Security.v The top-level file that plugs everything together. It combines all of the second-tier files together to obtain a whole-execution (low-level) security proof for the TSysCall-local semantics and a simulation from TSysCall-local to TSysCall, and then chains the simulation with the one from TSysCall to MBoot that mCertiKOS already provided. Finally, it exploits relationships between simulations and whole-execution behaviors (proved in layerlib/Behavior.v) to obtain the final end-to-end guarantee, a whole-execution security proof over the MBoot semantics.

SafeSecure.v An extra, somewhat disconnected proof that we added recently (after the paper acceptance notification). It proves a lemma over the TSysCall layer saying that whenever you have two observably equivalent states and one is known to safely take a step, then the other also can take a step (i.e., it doesn't get stuck). See below for discussion on why we added this proof.

5.3 Process Safety

When looking through the security proof, there is one assumed hypothesis that may stand out. In the paper, we developed our theory under the assumption that the top-level semantics is safe. That is, the semantics preserves some invariant I, and the invariant guarantees that the semantics never gets stuck (standard preservation and progress).
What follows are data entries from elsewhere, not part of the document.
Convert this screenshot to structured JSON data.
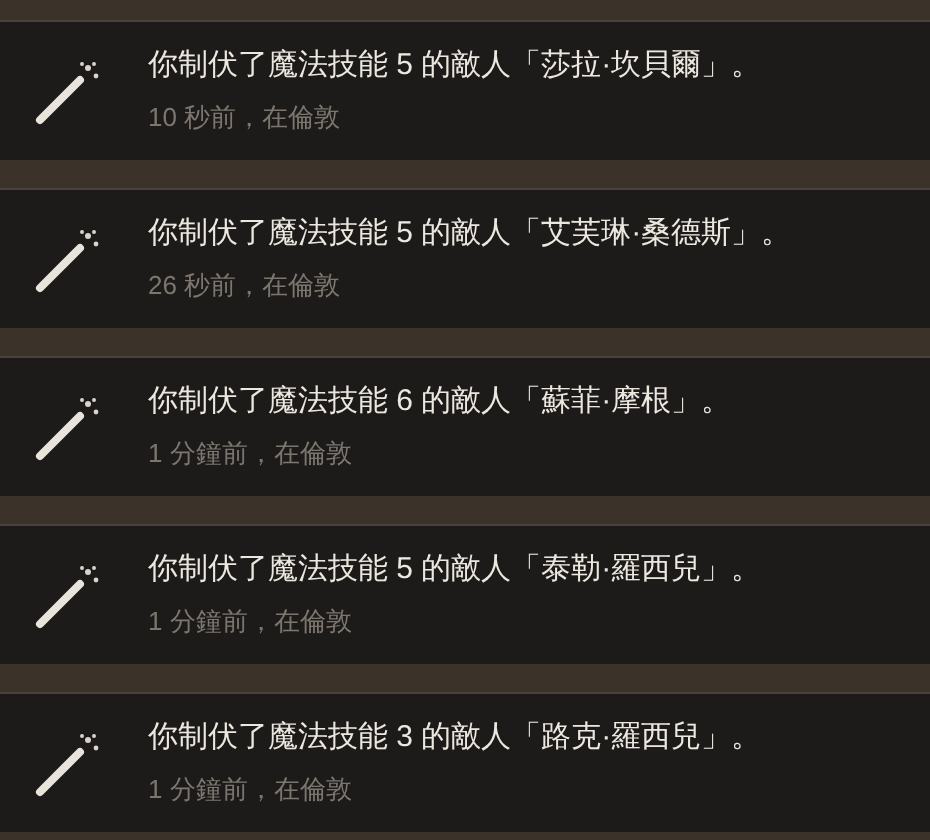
{
  "notifications": [
    {
      "message": "你制伏了魔法技能 5 的敵人「莎拉·坎貝爾」。",
      "meta": "10 秒前，在倫敦"
    },
    {
      "message": "你制伏了魔法技能 5 的敵人「艾芙琳·桑德斯」。",
      "meta": "26 秒前，在倫敦"
    },
    {
      "message": "你制伏了魔法技能 6 的敵人「蘇菲·摩根」。",
      "meta": "1 分鐘前，在倫敦"
    },
    {
      "message": "你制伏了魔法技能 5 的敵人「泰勒·羅西兒」。",
      "meta": "1 分鐘前，在倫敦"
    },
    {
      "message": "你制伏了魔法技能 3 的敵人「路克·羅西兒」。",
      "meta": "1 分鐘前，在倫敦"
    }
  ]
}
The TSysCall-local semantics of the current version of mCertiKOS, however, can actually get stuck in two ways:

The top-level semantics does not currently specify what should happen when a user process attempts to execute an assembly instruction with undefined semantics (e.g., divide by zero). Ideally, an operating system should provide a sandbox environment for user processes, where any undefined instruction causes a trap into the kernel, and is handled by either killing the offending process or yielding to a different process. mCertiKOS does not yet do this, but there are plans to add this feature in the near future.
The big steps of the TSysCall-local semantics could get stuck if a process yields but is never scheduled again. Even if we proved that the kernel scheduler is fair (which would not be difficult as it currently only does round-robin scheduling), we would still need to assume that user processes always eventually call yield. This is a fundamental limitation of a non-preemptive kernel. There are plans to make mCertiKOS preemptive in the future, but this requires a significant amount of effort.
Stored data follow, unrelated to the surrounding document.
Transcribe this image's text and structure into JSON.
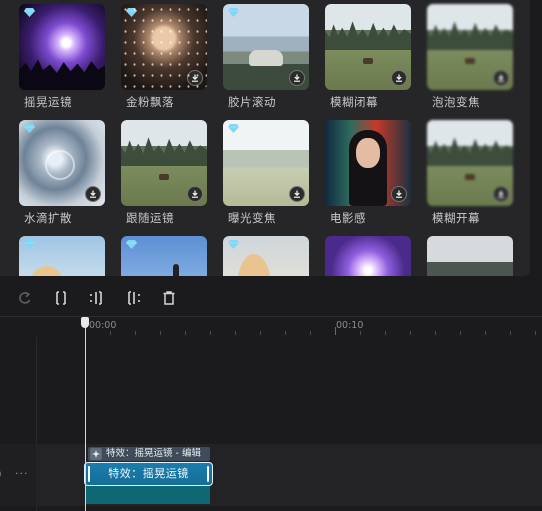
{
  "effects": {
    "tiles": [
      {
        "label": "摇晃运镜",
        "scene": "s-concert",
        "premium": true,
        "download": false
      },
      {
        "label": "金粉飘落",
        "scene": "s-girl-sparkle",
        "premium": true,
        "download": true
      },
      {
        "label": "胶片滚动",
        "scene": "s-car",
        "premium": true,
        "download": true
      },
      {
        "label": "模糊闭幕",
        "scene": "s-deer",
        "premium": false,
        "download": true
      },
      {
        "label": "泡泡变焦",
        "scene": "s-deer s-deer-blur",
        "premium": false,
        "download": true
      },
      {
        "label": "水滴扩散",
        "scene": "s-drop",
        "premium": true,
        "download": true
      },
      {
        "label": "跟随运镜",
        "scene": "s-deer",
        "premium": false,
        "download": true
      },
      {
        "label": "曝光变焦",
        "scene": "s-bright",
        "premium": true,
        "download": true
      },
      {
        "label": "电影感",
        "scene": "s-neon",
        "premium": false,
        "download": true
      },
      {
        "label": "模糊开幕",
        "scene": "s-deer s-deer-blur",
        "premium": false,
        "download": true
      },
      {
        "label": "",
        "scene": "s-blonde",
        "premium": true,
        "download": false
      },
      {
        "label": "",
        "scene": "s-sky-girl",
        "premium": true,
        "download": false
      },
      {
        "label": "",
        "scene": "s-blonde2",
        "premium": true,
        "download": false
      },
      {
        "label": "",
        "scene": "s-concert2",
        "premium": false,
        "download": false
      },
      {
        "label": "",
        "scene": "s-dark-forest",
        "premium": false,
        "download": false
      }
    ],
    "premium_color": "#7fd6f5"
  },
  "toolbar": {
    "icons": [
      "undo-icon",
      "split-icon",
      "trim-left-icon",
      "trim-right-icon",
      "delete-icon"
    ]
  },
  "timeline": {
    "ruler_labels": [
      "00:00",
      "00:10"
    ],
    "clip": {
      "tag": "特效：摇晃运镜 - 编辑",
      "label": "特效：摇晃运镜",
      "color": "#1b7dad"
    },
    "row_more": "···",
    "row_edge": ")"
  }
}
Because of this potential for the top-level semantics to get stuck, we assume a significant hypothesis in Security.v, called active_forever. The hypothesis essentially states that neither of the two situations above happens. Once mCertiKOS adds a sandbox feature and preemption, we will remove this hypothesis from the security proof.
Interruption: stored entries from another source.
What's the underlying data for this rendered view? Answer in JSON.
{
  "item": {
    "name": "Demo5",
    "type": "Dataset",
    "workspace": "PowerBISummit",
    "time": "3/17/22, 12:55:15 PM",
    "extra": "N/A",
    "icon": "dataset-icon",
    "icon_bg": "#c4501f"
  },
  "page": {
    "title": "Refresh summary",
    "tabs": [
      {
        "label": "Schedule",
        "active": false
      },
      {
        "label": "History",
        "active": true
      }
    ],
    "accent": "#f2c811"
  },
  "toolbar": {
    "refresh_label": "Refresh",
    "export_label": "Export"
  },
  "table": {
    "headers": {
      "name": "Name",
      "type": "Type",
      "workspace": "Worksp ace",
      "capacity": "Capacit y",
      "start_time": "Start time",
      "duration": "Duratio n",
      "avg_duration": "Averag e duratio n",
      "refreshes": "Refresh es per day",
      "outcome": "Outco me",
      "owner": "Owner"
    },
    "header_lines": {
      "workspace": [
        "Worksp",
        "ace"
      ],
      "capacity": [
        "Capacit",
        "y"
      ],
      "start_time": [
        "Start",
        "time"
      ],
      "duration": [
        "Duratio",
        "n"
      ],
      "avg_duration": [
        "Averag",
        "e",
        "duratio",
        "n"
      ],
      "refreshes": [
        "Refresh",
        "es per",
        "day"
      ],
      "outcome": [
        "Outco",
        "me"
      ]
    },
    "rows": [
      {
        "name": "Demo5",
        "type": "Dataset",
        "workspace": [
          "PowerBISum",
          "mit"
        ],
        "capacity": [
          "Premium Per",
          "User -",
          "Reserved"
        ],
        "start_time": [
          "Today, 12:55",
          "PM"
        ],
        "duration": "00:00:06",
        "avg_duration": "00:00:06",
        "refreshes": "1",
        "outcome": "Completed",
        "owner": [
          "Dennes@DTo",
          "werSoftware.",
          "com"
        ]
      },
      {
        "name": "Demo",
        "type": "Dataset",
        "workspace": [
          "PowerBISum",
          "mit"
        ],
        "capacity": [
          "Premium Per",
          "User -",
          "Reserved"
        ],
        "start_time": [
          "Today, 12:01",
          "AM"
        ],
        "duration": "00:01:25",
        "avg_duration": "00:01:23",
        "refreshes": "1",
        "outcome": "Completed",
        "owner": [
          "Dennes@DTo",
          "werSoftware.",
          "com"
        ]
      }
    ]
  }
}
In order to mitigate the potential harm that such an assumption could imply for the end-to-end guarantee, we chose to add the SafeSecure.v proof to this artifact. This proof guarantees that, even if we do not assume that user processes execute safely, they still will never be able to exploit safety as a side channel for information flow. This proof will become pointless once mCertiKOS is upgraded to have a sandbox environment and preemption, but in the meantime it serves as a reasonable compromise.

Note that the submitted version of the paper does not discuss this safety assumption, mainly for reasons of space. We will add some discussion for the camera-ready version, however.